Image from a favorite illustration set on what love is.
I'm unapologetic about my inactivity - that's a first. I've been unintentionally studying the tension between how guilt and productivity play in my life.
I don't know about you, but I feel guilt when I'm not working towards something. It's like we've been taught to believe that action is everything. Have an active social life. Keep your house clean. Eat information like it's a daily meal. Be the best version of yourself. That's a lot of pressure.
In the Artist's Way, there was a week dedicated to reading deprivation. No phone, no Instagram, no fictional novels. I put myself on a strict diet of only work readings.
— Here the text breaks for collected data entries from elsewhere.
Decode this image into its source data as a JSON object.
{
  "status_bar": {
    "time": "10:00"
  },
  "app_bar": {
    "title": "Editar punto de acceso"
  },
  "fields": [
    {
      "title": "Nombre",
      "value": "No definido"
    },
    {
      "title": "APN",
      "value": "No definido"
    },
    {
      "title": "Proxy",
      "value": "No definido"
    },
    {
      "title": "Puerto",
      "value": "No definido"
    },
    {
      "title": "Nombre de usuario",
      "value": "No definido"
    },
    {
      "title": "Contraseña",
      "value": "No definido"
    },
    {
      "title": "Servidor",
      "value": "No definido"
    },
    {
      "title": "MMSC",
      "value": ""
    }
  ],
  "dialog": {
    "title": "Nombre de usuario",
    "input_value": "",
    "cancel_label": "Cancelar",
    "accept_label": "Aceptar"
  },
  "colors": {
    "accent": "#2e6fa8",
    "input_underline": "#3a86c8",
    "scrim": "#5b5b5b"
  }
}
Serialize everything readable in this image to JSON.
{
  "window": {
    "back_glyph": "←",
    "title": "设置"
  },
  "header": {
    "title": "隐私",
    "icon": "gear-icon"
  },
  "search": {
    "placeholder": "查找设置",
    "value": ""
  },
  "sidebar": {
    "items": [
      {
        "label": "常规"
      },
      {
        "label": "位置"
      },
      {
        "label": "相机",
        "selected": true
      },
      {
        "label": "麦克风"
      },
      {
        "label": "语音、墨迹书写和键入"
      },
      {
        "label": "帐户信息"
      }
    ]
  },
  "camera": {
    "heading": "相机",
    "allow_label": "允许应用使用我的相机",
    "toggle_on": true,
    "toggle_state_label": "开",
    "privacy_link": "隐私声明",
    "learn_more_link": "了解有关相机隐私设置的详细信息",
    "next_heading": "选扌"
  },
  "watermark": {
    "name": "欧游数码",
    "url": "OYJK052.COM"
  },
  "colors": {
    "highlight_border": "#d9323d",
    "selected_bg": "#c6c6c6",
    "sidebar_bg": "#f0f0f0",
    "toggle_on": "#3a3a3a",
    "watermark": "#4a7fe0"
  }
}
By the second day, my partner irritably asked me to stop overcompensating by talking his ear off. After a few rounds of flaring my nostrils, the slow ticking of the clock started to feel natural. I re-arranged the bursting pantry. I leisurely facetimed my cousin in England. I watched my kids do kid stuff.
The purpose of reading deprivation was to get comfortable with doing nothing. And that by letting myself be bored, I'd open myself up to new experiences.
TBH, I don't remember most of what I did that week. BUT - I do remember the feeling of calm and peacefulness that eventually permeated.
Sometimes, there's a lesson in boredom if you let it come. What if it was the right thing to do to be bored and not use it as a productivity hack? What if puttering around the evenings and being idle was a valuable way to spend time?